Monolithische Wahrnehmung, komplexer Gegenstand

"Das Internet" als Ganzes zu loben oder zu kritisieren ist ebenso sinnvoll wie Papier zu loben oder zu kritisieren, weil darauf ja einerseits das Grundgesetz und "Faust" erschienen sind, andererseits aber auch "Mein Kampf" und Gewaltpornografie.

Diejenigen, die sich heute über "das Internet" erregen, wissen das vermutlich im Grunde. Sie meinen mit ihren Angriffen wohl auch gar nicht wirklich das Medium, sondern dessen Nutzer. Doch auch die pauschal zu kritisieren ist in etwa so sinnvoll, wie die Einwohner von Deutschland pauschal als Dummköpfe zu bezeichnen - denn fast alle, zumindest unterhalb eines gewissen Alters, sind heute Internet-Nutzer.

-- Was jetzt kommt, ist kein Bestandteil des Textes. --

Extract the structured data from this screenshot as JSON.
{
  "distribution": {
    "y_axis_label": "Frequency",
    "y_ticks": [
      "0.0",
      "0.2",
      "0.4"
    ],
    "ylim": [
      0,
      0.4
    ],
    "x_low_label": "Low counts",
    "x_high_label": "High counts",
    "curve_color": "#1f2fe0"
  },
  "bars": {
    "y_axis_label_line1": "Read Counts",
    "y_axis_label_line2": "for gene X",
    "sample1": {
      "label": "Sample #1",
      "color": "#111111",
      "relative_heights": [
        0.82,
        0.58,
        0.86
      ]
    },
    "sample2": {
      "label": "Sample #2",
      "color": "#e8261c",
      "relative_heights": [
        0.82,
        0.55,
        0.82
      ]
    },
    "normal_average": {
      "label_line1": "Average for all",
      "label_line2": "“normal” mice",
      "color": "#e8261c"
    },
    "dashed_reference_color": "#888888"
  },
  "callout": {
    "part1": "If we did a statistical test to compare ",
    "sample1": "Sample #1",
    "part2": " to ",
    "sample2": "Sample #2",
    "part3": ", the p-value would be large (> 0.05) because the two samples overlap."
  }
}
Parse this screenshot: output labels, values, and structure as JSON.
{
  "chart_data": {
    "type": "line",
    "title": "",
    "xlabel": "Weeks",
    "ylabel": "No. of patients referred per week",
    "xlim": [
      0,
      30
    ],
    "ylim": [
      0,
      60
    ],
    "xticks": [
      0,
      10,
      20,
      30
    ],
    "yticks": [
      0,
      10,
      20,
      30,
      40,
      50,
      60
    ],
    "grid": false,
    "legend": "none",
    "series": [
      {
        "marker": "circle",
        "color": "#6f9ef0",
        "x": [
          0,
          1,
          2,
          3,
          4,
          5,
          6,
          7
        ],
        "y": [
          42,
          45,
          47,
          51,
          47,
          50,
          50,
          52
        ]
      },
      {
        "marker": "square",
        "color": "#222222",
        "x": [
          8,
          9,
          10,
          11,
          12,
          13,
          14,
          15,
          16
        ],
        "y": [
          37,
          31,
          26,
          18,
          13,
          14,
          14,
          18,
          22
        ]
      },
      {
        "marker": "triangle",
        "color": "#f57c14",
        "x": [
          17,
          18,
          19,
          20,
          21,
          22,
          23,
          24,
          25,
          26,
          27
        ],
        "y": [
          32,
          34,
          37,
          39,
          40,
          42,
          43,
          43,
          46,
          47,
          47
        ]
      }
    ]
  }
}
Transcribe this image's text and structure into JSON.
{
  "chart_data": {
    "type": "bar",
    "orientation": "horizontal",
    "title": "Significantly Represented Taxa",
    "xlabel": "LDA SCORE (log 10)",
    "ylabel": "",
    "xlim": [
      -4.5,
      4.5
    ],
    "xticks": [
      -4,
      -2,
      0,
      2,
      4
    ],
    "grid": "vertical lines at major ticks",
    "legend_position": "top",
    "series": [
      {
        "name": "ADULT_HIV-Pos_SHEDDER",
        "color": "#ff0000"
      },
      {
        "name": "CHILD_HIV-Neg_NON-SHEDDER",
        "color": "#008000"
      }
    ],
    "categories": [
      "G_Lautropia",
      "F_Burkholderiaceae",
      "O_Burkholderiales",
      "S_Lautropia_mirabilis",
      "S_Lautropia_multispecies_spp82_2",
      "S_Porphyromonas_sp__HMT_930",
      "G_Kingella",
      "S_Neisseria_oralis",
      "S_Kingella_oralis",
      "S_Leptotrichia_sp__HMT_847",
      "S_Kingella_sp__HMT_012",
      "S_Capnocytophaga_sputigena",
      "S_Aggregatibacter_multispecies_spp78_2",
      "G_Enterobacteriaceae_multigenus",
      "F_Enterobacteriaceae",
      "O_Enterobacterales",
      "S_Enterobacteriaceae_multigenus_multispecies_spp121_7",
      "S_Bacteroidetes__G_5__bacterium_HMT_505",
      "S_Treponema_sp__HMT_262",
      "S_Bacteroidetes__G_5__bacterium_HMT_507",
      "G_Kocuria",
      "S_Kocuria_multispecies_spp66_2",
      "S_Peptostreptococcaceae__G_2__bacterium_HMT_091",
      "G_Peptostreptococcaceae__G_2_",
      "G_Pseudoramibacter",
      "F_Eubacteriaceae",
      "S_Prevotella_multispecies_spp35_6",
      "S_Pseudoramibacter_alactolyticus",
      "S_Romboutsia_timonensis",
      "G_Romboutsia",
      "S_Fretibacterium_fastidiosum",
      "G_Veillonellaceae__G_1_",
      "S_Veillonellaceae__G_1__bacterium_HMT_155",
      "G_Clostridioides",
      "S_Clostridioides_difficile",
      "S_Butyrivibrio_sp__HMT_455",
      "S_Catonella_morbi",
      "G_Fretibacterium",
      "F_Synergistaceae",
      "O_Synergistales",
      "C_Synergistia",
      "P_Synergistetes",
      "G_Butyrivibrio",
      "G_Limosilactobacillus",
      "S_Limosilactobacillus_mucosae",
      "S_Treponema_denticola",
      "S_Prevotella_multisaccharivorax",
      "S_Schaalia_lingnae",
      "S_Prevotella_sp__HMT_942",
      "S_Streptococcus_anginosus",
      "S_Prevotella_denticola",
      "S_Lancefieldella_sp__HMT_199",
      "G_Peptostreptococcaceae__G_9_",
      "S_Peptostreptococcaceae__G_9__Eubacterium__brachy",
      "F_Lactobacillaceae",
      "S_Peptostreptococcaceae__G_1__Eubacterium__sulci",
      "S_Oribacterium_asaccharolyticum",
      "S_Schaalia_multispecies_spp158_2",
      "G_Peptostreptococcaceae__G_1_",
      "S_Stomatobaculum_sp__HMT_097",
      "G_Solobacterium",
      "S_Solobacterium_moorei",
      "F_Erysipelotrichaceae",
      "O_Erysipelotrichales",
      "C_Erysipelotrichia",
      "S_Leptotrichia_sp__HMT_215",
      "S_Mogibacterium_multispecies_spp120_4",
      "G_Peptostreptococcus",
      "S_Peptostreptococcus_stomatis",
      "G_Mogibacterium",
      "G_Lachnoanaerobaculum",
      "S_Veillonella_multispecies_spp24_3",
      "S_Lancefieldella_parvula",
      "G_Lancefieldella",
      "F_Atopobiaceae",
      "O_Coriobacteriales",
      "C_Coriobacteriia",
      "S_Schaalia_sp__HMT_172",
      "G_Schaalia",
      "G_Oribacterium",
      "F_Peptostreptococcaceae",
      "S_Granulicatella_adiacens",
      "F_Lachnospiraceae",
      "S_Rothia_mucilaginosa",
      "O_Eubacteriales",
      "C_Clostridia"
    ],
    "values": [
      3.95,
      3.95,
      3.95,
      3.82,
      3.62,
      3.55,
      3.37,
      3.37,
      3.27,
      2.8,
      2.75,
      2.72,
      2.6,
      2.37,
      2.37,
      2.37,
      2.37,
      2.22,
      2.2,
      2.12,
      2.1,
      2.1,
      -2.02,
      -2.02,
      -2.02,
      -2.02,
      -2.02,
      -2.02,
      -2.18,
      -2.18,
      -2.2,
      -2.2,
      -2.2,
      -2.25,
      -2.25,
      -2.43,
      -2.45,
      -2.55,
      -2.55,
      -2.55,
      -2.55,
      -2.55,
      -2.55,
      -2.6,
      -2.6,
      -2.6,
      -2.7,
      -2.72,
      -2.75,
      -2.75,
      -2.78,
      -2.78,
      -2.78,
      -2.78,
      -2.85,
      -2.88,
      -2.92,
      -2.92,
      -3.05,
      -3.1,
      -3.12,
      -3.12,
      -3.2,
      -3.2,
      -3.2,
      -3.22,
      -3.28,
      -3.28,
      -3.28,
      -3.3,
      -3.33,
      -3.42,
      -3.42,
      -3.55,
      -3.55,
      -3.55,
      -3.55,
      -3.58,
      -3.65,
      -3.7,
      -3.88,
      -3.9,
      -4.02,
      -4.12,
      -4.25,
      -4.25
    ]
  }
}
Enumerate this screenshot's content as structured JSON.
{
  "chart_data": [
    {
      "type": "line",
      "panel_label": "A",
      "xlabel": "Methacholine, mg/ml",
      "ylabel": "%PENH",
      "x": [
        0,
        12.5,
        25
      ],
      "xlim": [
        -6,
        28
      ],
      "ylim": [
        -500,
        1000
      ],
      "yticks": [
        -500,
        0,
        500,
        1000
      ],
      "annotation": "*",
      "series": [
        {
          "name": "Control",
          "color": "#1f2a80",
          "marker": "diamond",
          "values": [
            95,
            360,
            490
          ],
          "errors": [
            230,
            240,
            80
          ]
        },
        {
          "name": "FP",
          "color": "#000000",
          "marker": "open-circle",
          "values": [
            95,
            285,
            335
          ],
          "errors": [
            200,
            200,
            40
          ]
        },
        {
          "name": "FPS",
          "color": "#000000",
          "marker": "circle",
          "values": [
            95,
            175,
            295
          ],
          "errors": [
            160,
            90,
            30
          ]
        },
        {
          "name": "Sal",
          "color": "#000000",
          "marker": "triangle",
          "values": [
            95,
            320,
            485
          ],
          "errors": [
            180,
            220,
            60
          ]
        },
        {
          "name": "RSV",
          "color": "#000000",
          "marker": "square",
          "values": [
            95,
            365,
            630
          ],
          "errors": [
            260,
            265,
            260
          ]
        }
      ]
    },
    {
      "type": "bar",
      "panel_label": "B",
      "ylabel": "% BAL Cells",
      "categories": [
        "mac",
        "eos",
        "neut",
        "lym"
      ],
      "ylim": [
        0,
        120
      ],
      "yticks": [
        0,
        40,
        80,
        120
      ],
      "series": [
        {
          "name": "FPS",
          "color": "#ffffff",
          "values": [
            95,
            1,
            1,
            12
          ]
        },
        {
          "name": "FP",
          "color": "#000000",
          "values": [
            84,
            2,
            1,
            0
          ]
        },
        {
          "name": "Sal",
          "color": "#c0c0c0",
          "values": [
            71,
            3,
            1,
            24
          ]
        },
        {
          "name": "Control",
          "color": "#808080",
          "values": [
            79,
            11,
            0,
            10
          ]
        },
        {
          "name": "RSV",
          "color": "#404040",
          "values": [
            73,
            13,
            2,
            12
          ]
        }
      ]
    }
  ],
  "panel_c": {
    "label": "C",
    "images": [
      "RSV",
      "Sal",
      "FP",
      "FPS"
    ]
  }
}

Solange diese monolithische Wahrnehmung des vermutlich komplexesten Gebildes der Menschheitsgeschichte hierzulande fortbesteht, solange wird das Gespräch über den Wandel und seine Folgen notwendigerweise platt, polemisch und wütend bleiben, dabei aber kaum Erkenntnisgewinn mit sich bringen.

Dass es auch anders geht, hat Heribert Prantl, Politik-Chef der "Süddeutschen Zeitung" übrigens eben gezeigt: "Man sollte endlich damit aufhören, Gegensätze zu konstruieren, die es nicht gibt", so Prantl in einem lesenswerten Stück   (einem Vortragsauszug) über die Zukunft des Journalismus on- und offline. Er fordert von seinem Berufsstand "Leidenschaft statt Larmoyanz".

Es gibt, das nebenbei, einen Grund dafür, dass viele Printjournalisten eine gewisse Neigung dazu entwickelt haben, auf das "Netzvolk" mit leiser Verachtung herabzublicken. Der Grund hat wenig mit den Nutzern des Internets zu tun und viel mit dem, was Ökonomen Transaktionskosten nennen: Es ist sehr viel einfacher (und billiger), einen Kommentar unter einen online erschienenen Artikel zu setzen oder eine Lesermail zu schreiben, als einen Brief zu tippen, auszudrucken, in einen Umschlag zu stecken, diesen korrekt zu adressieren, mit einer Briefmarke zu versehen und in einen Briefkasten zu stecken.

Meckernde Leserbriefschreiber waren Journalisten noch nie sympathisch. Nun gibt es, gesunkenen Transaktionskosten sei Dank, wesentlich mehr davon. Wo viel Feedback ist, da ist auch viel Kritik, zum Teil aggressive, pöbelnde, gemeine. Oder anders gesagt: So mancher Autor muss nun endlich erfahren, was manche seiner Leser wirklich von ihm halten. Und das kann weh tun.

"Das Internet" aber kann nichts dafür. Denn das gibt es gar nicht.